The expression you provided contains some unclear symbols, specifically ">$^3☑✔️2500$." I assume you're asking to prove that $w^4 + x^4 + y^4 + z^4$ is greater than some number, possibly 2500, or another inequality.

Could you clarify the specific inequality or goal? For now, I'll proceed with solving the equation $w^3 + x^3 + y^3 + z^3 = 10$ and explore what we can deduce about $w^4 + x^4 + y^4 + z^4$.

Step 1: Assume some possible values for $w$, $x$, $y$, and $z$.
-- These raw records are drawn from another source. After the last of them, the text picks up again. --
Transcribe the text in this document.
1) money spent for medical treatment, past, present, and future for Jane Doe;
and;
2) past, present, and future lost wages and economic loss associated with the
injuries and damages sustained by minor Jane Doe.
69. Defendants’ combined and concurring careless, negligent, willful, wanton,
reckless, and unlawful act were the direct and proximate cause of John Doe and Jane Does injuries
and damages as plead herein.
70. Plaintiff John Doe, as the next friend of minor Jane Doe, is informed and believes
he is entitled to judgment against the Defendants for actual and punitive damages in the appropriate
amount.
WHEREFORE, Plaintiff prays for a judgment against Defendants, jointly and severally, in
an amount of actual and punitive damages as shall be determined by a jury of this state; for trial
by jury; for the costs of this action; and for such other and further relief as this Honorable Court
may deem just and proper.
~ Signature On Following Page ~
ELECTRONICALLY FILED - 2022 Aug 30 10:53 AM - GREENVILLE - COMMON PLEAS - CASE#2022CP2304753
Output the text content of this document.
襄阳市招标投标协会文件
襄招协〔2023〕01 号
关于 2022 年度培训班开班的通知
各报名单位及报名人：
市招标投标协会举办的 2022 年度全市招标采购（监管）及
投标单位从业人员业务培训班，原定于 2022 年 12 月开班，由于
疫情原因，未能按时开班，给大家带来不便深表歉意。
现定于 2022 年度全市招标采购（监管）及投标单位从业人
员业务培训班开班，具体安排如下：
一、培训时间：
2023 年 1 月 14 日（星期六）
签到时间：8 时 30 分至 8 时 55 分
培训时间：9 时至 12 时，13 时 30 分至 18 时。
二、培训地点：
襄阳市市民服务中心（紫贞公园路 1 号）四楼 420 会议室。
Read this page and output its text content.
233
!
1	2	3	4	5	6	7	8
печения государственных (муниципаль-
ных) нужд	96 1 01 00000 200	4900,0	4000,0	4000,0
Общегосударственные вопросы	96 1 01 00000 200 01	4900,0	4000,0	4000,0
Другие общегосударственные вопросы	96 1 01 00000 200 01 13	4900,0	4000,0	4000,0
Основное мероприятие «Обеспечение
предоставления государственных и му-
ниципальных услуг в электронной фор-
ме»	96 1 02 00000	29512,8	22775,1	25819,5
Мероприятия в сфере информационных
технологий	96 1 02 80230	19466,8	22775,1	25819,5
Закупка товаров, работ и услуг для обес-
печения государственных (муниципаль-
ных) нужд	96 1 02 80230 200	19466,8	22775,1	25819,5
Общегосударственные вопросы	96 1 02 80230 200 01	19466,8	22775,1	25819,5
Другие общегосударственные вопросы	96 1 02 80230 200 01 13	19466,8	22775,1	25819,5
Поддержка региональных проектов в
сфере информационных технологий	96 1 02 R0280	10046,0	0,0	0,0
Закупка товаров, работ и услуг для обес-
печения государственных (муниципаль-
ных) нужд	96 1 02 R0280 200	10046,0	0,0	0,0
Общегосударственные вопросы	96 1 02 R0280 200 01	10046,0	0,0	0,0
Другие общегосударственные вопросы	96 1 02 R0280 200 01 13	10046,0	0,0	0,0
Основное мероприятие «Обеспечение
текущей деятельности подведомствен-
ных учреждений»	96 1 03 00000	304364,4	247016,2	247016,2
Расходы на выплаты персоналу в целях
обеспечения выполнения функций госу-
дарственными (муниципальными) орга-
To satisfy $w^3 + x^3 + y^3 + z^3 = 10$, let’s test a few simple cases:

1. Case 1: $w = x = y = z$
   • Let $w = x = y = z = a$.
   • Then $4a^3 = 10$, which gives $a^3 = \frac{10}{4} = 2.5$, and hence $a = \sqrt[3]{2.5}$.
   • Now, $w^4 + x^4 + y^4 + z^4 = 4a^4$, so $a^4 = \left( \sqrt[3]{2.5} \right)^4$.

Let me calculate the value of $a^4$.For $w = x = y = z = \sqrt[3]{2.5}$, we find that $w^4 + x^4 + y^4 + z^4 = 13.57$.

This value is clearly much smaller than 2500. Therefore, if you're aiming to show that $w^4 + x^4 + y^4 + z^4$ is greater than 2500, we need to reconsider the form of your inequality. Could you confirm or clarify the specific target number or inequality?

Let me know if you'd like more details or further clarifications. Here are 5 related questions:

1. What specific inequality do you want to prove involving $w^4 + x^4 + y^4 + z^4$?
2. Should we consider specific values for $w, x, y, z$, or are we looking for a general proof?
3. Would you like to explore the relationship between higher powers of sums like this?
4. Could you clarify the role of the symbols ☑✔️ in your question?
5. Would you like to explore inequalities involving sums of cubes and fourth powers in general?

Tip: When dealing with power sums, it's useful to try simple symmetric cases (like $w = x = y = z$) to gain intuition.